Tall drivers might find the Mazda MX-5 cramped, but everyone else will be perfectly comfortable – at least to start with. While there’s no reach adjustment for the steering wheel, the driving position is otherwise pretty good, but the narrow seats don't offer much lower back support, so aches can set in on longer drives.
The Toyota GT86 feels appreciably bigger inside, and there’s more adjustment in its driver’s seat. The steering wheel adjusts for reach, too, and the seats also hold you in place better during hard cornering.

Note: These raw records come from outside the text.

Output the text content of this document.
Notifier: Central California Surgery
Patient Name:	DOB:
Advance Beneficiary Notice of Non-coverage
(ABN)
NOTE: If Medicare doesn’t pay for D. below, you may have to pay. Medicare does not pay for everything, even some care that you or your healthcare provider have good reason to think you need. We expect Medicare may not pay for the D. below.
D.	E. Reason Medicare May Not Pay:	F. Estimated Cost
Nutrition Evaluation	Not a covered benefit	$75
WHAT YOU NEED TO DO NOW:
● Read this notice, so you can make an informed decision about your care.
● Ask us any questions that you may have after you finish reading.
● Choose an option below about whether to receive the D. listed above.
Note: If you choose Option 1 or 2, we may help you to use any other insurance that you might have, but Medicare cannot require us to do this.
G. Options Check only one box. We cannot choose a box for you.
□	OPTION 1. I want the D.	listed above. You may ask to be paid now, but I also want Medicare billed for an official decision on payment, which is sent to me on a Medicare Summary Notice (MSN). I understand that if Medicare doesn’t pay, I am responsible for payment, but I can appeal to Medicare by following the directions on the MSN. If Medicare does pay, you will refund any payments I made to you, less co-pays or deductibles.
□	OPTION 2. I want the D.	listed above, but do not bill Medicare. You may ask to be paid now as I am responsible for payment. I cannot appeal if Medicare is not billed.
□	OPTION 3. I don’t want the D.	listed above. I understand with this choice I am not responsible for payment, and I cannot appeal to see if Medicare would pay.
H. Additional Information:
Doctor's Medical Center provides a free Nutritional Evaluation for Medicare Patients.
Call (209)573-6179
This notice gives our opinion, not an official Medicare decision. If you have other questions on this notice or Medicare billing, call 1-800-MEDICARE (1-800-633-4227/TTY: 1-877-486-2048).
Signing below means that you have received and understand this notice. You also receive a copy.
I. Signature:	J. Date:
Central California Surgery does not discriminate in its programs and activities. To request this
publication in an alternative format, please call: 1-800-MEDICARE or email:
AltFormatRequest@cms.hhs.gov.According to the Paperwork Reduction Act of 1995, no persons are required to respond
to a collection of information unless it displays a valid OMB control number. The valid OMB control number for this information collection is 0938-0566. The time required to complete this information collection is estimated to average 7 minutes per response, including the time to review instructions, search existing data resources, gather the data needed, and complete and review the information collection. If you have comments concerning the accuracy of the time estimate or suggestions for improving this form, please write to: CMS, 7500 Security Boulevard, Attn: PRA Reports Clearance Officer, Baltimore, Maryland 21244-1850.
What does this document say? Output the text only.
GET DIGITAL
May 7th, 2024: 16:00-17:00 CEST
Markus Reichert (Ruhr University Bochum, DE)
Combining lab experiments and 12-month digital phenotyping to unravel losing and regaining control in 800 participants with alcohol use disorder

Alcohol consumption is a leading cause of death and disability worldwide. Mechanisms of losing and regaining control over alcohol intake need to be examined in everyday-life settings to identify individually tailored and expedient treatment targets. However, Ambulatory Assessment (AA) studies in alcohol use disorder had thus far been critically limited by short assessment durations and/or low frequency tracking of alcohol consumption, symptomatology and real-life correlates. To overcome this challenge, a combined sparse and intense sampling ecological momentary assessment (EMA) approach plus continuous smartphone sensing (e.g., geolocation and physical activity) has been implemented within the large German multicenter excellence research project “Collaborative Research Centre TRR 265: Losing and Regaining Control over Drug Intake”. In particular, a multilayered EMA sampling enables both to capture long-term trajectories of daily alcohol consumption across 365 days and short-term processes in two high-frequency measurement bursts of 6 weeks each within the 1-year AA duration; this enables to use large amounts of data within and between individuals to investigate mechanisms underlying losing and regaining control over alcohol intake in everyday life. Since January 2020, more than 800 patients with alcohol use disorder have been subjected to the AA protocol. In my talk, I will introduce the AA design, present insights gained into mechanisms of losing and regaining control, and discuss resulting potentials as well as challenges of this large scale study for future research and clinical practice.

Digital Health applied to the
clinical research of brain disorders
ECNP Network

Mind you, the MX-5 has the smarter interior. The GT86’s cheaper-feeling dashboard plastics and low-rent LCD displays make it feel like a throwback to the 1980s.
By contrast, the MX-5 feels thoroughly modern inside, with good ergonomics. As the name suggests, SE-L Nav trim adds an excellent sat-nav unit to the infotainment system, which is controlled by a rotary dial between the front seats; the touchscreen in the GT86 is nowhere near as slick.
There’s not much storage space in the MX-5 which, unlike the GT86, lacks door bins or even a glove box. There is a small, lockable cubby between the two seats, with small storage spaces just behind them.
While the MX-5 is strictly a two-seater, the GT86 will technically carry four. In reality, its back seats are better used as extra storage space, although a couple of small children will fit.
That and a decent-sized boot make the GT86 a relatively practical proposition by sports car standards. The MX-5’s pokey boot will only hold a couple of weekend bags, so be prepared to pack light.